Review of Tabletop Simulator

I was handed a key to a product on Steam called Tabletop Simulator yesterday and it looks pretty snazzy so I thought I would have a look at the tool and make myself a little one shot dungeon to play around with.  As far as I can tell this product is only available through Steam and is worth around $15 for a single licence of the game.

The tool itself is designed to simply be a place to play tabletop games.  It is an environment that contains a table and a physics simulator so that things drop on to the table as they would be expected to.  The environment comes with a bunch of tools and games already built in like chess pieces, a dungeon tile set, role playing dice, checkers, backgammon, Chinese checkers, a bunch of different styled tables and the list goes on.  It also supports community made games and once you have the system you can subscribe to work shop mods and these will appear in the system as well.

The RPG Kit

 I started the system up and clicked on the mode to play an RPG.  This brings up a nice sized felted table and an instance each of the creatures available, some dungeon tiles and a few bits of dungeon scenery.  The creatures are animated and there are around 20 or so of them.  The animation is nice and if you move them they start to walk.  Move them fast and the animation of walking speeds up.  Very nice for a game.  The selection contains a Dragon, an Ogre, a Treant and a bunch of other reasonably common critters so they can be used but it is hardly an extensive number of them.  I hope there is some in the workshop as there is no obvious way to include your own easily.

The Dungeon tileset looks good but is very limited.  It has wall pieces, corner pieces and floor pieces.  No curved sections or stairs or anything fancy out of the box.  I am sure with enough trawling around the workshop there will be some more to add to that – maybe.  The pieces though are very small and if you want to cover a large area with tiles it is a very laborious process.  You can’t simply click and drag an area and fill the area with a particular type of piece which is annoying.  Also, there is only one spawning place for you to put new pieces you need and you must lock your tile-set you have in place before spawning or else you will wreck what you have laid down.

There also do not appear to be any animated player pieces.  There are figurines you can use that are fantasy based from a different set but they are not animated at all.  There is also no support for voice and video of your players or even character sheets so there are additional options you need to think about including and other programs you will need open several windows in reality to play a game.

This is a nice tool to play around with and I was initially quite excited about it when I got the key.  But it is a tool that is trying to be a jack of all trades and a master of none.  Most tabletop tools have some kind of adaptive or dynamic lighting and a slow reveal structure.  This one doesn’t.  This ones main strength is the fact that is has 3D environment and some animated pieces.  I guarantee that comes at a cost as I bet you there is a system specification due to the graphics which would chop at least one of my regular players out of the game like Fantasy Grounds did.

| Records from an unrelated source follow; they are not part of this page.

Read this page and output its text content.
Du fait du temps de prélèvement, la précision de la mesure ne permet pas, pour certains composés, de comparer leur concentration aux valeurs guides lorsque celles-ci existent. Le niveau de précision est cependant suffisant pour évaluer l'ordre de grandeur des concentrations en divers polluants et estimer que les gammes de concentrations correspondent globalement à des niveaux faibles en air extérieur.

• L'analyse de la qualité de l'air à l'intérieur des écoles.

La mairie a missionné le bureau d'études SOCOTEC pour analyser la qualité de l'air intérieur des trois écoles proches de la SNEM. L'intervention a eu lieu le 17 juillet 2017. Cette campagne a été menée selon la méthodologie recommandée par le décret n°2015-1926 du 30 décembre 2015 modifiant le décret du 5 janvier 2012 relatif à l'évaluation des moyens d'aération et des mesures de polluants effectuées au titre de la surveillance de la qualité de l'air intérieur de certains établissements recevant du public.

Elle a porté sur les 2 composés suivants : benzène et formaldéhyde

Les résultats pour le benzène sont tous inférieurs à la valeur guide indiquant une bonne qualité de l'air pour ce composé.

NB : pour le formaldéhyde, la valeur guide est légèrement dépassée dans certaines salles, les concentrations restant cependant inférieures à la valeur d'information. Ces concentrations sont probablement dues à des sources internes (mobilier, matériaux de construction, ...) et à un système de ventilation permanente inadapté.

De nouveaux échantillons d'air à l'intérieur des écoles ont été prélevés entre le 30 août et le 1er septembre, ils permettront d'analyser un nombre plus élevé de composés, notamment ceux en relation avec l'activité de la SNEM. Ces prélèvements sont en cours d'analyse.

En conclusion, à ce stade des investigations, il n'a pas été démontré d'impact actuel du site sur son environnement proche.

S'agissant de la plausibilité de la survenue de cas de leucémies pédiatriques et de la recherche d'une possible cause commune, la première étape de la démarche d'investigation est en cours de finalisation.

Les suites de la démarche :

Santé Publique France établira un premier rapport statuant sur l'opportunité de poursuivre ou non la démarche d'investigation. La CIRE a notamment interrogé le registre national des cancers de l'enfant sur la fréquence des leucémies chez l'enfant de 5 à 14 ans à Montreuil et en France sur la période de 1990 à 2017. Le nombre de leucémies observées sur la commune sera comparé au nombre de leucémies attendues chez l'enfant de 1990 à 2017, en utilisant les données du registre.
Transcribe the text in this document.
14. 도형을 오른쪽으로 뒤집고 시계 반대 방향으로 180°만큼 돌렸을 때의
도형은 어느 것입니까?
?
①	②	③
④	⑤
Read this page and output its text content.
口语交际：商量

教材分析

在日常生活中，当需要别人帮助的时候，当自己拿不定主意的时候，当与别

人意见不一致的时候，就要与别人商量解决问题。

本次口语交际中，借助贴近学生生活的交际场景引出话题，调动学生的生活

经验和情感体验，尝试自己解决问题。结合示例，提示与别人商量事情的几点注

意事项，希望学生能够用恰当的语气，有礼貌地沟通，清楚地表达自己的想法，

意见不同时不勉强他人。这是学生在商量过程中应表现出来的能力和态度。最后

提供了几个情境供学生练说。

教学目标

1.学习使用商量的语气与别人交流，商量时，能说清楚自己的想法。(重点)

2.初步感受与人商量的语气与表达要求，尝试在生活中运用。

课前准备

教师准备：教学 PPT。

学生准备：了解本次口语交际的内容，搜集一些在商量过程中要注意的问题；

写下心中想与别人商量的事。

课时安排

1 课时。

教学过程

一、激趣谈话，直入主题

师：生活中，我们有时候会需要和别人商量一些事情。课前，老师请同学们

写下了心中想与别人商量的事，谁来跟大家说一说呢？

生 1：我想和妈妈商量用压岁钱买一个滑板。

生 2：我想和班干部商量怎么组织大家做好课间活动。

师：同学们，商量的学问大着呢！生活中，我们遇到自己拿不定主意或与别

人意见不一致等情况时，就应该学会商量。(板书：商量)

Beginning to form the dungeon


It is not all bad and if you have loads of space or multiple screens this may be a good option for you.  I do not deal with anything apart from laptops and so the multiple screens are out and I do not like to juggle windows.  Lack of dynamic lighting or GM controlled reveal is also a problem for me as I can’t set everything up prior to and would need to create on the fly which takes up gaming time.

On their website they state that they are looking at additional RPG kit material which is promising but for me I am more excited about the soon to be delivered Tabletop Connect which at its heart has been designed specifically for RPG’s at the onset.  It enables a player to have a character sheet and allows the GM to build environments quickly and easily.  Sure, the miniatures that will be used have no animation but it is really modelled on a campaign management structure and it looks much more promising and capable than Tabletop Simulator is.

One fun thing you can do with this though is flip the table when you are not doing well!  The physics were a lot of fun and I had a bit of a browse through the workshop.  There are certainly some fun things to do with this product and I encourage you to get it just from the point of view of playing some board games and having a bit of fun with the sandbox modes.  Over time with further development it might become something that will work well for RPG miniature style games.

Wow, he is big…

For games that do not focus on miniatures this would be a great system though.  I can totally see a game of FATE playing out well with the objects in this (mind you there are no FATE dice) or perhaps Savage Worlds.  You can have your poker chips and dice pools all laid out for you.  If you use the system like this and not focus on the visual representation of the characters then it is great.  You have all of the standard polyhedron dice available for use and you can sit around the table rolling when you need and have a Skype session open to allow the play flow.  This would work well.

Tabletop Simulator has promise and would suit some styles of games well.  Unfortunately it lacks too much of the immersive style functions that I want to use.  It is a nice little product for playing cards and tabletop games so I will get some use out of it in that regard but I really do not think that I will be using it for my RPG’s any time soon, unless I run the Demolished Ones or something again in the near future.  Keep rolling!